In the end, the team decided to look at the data based on admissions — 5,436 with a diagnosis of AMI or premenstrual syndrome (PMS), the latter of which is associated with heart palpitations — rather than individuals. That was because in some cases, patients survived a year in one admission but didn’t survive a year in another.
The researchers preprocessed the records to remove duplicates, multiple treatments for the same admission, data entry errors, and outliers. To compare performance across several different machine learning models, they tapped Waikato Environment for Knowledge Analysis (WEKA), a Java-based software developed at the University of Waikato, New Zealand.
Using Google’s open source TensorFlow framework on a PC with a 2.2GHz Intel Core i7 processor, the team trained more than a dozen classification algorithms on the corpus, including AdaBoost, Attribute Selected Classifier, Bayes Net, Classification Via Regression, and Decision Stump, to name a few.
In tests, two AI models — the Logistic Model Trees (LMT) and Simple Logistic algorithms — performed better than the rest, achieving 85.12 percent accuracy in identifying the 30 percent of patients from the dataset (1,629) who died within one year of admission. (A third algorithm, J48, followed close behind with 84.88 percent accuracy.) Interestingly, a deep neural network model — a model with layers of mathematical functions that loosely mimic the behavior neurons in the human brain — outperformed all of the machine learning algorithms studied in its ability to identify patients who died within one year.

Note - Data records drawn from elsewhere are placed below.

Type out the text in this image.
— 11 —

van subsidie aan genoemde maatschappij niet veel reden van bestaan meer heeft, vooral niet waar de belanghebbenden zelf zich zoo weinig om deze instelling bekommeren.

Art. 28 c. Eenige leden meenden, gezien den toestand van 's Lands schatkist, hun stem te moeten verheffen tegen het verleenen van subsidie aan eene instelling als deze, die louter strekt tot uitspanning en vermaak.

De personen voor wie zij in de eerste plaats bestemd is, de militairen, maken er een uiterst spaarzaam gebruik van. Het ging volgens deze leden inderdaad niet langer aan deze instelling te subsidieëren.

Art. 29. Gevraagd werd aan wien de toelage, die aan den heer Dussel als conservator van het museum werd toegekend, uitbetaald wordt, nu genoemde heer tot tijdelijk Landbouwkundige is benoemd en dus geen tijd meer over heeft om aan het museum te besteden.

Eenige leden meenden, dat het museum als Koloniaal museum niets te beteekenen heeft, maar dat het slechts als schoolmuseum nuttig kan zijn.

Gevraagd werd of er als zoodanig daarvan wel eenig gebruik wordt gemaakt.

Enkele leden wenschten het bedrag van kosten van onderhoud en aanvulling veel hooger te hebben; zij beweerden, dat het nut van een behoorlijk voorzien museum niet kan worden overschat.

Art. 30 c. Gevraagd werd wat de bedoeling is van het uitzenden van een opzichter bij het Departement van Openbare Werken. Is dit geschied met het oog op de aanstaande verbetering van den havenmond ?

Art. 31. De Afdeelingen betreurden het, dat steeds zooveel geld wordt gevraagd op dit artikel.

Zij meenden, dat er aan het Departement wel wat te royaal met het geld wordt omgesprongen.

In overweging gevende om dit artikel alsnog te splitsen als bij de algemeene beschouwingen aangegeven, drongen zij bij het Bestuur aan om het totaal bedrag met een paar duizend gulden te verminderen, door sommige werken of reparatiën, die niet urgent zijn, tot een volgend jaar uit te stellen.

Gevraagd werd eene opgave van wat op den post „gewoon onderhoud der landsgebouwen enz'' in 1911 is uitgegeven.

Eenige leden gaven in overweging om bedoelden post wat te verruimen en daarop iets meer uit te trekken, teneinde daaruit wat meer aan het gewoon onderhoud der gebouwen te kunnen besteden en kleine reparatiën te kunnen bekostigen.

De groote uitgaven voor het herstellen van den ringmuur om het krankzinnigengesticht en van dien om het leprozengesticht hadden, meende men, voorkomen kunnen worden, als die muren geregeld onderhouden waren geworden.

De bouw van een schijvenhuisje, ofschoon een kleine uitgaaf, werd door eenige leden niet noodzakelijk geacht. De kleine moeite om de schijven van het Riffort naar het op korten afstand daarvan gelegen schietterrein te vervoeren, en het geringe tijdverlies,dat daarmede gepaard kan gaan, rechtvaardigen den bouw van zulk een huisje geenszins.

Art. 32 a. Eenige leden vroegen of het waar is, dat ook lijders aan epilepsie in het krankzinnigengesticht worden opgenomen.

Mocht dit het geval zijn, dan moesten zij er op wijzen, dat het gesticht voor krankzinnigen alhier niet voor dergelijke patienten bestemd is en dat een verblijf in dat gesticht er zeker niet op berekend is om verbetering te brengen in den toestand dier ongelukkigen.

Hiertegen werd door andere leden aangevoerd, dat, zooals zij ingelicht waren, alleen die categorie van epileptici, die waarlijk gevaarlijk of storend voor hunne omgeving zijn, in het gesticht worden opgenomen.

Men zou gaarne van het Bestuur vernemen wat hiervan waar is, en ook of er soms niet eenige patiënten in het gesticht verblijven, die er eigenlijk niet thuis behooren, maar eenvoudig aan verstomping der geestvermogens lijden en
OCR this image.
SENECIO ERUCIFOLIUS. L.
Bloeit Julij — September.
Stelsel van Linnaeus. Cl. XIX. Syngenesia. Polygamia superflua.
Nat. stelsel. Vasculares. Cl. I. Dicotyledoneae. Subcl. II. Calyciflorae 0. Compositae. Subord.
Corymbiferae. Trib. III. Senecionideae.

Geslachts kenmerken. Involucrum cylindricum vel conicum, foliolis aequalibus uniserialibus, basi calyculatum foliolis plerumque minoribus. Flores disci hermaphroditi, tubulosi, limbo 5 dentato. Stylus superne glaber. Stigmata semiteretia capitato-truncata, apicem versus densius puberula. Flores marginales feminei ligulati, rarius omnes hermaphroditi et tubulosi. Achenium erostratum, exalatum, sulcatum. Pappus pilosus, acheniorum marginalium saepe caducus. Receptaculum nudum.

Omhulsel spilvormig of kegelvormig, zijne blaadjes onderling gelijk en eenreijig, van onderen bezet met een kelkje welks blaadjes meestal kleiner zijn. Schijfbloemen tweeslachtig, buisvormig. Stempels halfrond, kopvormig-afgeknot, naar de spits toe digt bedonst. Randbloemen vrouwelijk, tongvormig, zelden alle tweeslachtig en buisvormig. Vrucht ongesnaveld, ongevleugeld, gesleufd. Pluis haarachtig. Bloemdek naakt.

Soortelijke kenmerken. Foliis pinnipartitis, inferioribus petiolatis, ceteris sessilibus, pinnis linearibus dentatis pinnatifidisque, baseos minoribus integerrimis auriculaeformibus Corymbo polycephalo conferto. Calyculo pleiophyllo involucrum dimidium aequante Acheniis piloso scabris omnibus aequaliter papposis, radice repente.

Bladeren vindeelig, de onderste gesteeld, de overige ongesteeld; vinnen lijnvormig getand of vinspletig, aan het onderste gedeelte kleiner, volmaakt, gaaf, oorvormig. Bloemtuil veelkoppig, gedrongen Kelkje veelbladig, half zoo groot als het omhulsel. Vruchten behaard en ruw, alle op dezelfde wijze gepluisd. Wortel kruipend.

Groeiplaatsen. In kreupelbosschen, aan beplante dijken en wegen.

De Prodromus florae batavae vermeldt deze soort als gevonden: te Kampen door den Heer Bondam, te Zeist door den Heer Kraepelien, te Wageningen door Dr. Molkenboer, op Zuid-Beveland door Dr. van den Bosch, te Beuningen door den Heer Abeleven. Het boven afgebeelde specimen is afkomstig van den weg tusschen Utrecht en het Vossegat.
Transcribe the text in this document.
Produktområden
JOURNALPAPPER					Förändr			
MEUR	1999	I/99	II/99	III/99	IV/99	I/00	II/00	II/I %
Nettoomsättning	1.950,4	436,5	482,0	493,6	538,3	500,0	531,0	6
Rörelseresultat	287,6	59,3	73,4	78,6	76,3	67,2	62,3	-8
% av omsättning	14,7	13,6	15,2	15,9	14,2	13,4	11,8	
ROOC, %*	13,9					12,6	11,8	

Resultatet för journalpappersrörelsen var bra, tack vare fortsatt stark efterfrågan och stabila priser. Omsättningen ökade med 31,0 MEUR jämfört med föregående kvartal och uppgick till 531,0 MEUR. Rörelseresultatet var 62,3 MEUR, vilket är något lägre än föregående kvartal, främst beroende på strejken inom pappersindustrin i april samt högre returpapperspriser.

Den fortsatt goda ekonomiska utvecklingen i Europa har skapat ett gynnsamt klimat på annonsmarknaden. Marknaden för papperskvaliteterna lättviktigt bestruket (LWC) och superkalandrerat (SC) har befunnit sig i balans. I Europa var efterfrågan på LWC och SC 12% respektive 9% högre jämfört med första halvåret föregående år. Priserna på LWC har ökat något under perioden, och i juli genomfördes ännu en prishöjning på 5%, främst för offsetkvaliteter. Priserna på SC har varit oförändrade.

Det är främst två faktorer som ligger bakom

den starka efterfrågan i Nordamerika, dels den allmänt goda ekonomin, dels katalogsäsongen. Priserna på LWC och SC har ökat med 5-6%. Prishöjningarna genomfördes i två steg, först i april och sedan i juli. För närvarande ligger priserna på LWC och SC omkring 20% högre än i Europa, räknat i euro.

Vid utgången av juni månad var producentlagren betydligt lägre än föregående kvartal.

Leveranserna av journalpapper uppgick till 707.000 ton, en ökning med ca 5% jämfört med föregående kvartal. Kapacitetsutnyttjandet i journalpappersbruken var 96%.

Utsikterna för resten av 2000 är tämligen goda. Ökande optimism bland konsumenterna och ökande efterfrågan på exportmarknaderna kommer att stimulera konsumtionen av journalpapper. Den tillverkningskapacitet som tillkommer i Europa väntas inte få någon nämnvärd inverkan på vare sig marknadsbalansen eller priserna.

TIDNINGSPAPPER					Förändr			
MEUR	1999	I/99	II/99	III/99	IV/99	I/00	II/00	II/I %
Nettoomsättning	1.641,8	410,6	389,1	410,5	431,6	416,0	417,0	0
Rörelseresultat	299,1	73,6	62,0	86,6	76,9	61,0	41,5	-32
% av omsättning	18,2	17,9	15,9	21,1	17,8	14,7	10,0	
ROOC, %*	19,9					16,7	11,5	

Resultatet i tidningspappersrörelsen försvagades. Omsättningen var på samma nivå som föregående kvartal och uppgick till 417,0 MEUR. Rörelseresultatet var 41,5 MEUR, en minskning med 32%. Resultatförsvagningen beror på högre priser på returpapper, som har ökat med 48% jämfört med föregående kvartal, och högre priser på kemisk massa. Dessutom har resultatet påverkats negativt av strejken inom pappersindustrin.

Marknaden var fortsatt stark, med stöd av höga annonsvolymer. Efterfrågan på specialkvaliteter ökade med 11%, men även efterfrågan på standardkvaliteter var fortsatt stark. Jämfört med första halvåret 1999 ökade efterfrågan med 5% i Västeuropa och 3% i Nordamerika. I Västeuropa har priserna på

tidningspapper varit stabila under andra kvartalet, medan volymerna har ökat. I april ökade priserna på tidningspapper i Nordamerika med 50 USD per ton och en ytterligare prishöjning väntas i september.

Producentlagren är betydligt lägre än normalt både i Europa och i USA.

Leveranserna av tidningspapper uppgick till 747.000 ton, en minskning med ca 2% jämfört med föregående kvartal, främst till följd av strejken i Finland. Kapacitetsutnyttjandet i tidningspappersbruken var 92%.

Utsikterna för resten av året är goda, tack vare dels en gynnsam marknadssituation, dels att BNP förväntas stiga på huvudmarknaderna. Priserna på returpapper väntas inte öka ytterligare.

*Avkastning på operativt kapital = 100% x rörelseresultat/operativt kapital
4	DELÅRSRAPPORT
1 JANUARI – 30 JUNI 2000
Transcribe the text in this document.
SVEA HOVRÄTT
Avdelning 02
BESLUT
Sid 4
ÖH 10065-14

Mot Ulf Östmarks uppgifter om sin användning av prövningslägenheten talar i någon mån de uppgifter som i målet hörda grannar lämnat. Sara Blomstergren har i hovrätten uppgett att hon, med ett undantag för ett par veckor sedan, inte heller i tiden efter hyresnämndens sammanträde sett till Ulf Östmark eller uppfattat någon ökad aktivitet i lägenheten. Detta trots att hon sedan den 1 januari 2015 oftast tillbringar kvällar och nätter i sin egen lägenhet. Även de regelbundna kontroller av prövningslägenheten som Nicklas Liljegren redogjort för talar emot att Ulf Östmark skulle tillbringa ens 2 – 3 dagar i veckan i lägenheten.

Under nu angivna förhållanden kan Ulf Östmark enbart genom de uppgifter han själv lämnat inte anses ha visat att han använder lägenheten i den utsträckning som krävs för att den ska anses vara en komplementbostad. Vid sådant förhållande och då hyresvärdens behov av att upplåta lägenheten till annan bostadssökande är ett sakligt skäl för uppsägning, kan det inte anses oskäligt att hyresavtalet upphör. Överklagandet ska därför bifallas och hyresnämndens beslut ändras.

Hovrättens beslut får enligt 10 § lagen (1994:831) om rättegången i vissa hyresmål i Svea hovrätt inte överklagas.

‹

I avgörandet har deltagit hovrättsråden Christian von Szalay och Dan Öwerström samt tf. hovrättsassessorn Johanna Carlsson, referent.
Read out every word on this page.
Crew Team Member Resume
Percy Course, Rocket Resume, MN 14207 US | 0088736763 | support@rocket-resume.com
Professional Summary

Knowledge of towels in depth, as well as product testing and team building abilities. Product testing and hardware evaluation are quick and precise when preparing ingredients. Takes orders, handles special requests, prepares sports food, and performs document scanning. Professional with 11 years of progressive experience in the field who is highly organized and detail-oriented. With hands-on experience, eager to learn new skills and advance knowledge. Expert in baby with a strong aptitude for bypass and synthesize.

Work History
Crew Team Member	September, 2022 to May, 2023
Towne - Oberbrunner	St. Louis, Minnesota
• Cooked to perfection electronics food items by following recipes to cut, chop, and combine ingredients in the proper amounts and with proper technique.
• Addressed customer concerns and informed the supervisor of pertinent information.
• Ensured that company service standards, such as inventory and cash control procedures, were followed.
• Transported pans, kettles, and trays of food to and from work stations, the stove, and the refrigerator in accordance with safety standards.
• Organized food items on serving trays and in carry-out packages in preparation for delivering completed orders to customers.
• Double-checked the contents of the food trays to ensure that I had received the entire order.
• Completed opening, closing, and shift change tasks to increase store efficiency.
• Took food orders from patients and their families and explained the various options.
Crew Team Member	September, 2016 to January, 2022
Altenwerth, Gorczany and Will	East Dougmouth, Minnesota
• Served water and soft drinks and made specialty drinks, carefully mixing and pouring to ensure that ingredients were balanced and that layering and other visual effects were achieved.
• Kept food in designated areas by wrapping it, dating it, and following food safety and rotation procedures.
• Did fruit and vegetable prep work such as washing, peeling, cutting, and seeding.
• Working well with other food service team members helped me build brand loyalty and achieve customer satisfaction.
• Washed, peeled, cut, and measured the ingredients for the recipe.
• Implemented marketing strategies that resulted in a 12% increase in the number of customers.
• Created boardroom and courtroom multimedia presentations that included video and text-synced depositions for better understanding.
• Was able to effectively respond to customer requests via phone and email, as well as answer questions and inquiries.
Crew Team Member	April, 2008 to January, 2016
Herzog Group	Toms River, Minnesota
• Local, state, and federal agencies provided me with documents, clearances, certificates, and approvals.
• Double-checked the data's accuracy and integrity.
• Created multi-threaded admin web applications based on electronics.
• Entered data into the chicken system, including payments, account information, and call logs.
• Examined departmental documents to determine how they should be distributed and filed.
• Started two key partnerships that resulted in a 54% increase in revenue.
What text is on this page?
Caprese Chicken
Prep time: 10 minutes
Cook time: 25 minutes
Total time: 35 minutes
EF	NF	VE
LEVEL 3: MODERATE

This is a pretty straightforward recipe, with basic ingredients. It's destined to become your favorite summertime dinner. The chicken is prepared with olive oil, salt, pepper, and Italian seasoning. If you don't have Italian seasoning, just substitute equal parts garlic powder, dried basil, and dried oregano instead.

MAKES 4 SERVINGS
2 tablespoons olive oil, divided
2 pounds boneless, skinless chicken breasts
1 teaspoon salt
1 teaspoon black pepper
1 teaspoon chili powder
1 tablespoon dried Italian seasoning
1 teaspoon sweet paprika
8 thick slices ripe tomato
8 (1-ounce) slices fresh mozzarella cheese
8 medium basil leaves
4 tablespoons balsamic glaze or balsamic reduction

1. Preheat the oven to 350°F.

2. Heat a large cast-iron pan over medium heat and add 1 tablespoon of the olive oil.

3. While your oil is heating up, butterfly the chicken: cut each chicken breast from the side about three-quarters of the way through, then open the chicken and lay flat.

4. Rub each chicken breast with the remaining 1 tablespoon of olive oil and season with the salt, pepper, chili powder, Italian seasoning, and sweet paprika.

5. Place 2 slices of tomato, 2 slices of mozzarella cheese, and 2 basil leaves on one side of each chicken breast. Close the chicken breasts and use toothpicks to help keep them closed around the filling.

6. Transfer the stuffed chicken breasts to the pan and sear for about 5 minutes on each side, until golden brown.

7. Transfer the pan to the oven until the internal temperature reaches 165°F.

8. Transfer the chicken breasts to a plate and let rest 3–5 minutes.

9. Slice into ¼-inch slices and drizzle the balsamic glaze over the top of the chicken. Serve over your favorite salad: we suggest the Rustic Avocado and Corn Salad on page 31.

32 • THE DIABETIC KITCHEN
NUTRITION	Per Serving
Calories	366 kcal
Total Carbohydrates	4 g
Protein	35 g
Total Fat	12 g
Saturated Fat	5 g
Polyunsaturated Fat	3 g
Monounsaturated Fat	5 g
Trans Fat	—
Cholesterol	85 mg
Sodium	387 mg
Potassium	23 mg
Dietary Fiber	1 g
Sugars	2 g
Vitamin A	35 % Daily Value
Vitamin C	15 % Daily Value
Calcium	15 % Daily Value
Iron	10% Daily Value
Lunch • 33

“This reflects a common understanding in data science that there is no universally applicable algorithm that outperforms all the other algorithms all the time,” the researchers wrote. “There are many factors that can affect mortality rates following a myocardial infarction. Figuring out a way to utilize the information regarding these factors will assist in accurately predicting possible outcomes.”
The paper’s authors note that the imbalanced dataset (30 percent of one-year mortality cases) was a limiting factor for the study, as were data gaps like missing lab and chart values. But they contend that the results show that correct diagnosis and treatment of AMI have a demonstrable effect on one-year mortality.
“As seen from this dataset, there is not one specific factor that provides the needed predictability information, while being able to include all relevant criteria leads to improved predictions,” they wrote. “The improved predictability obtained by using machine learning can help at-risk patients strive for compliance to treatment plans to improve mortality risk.”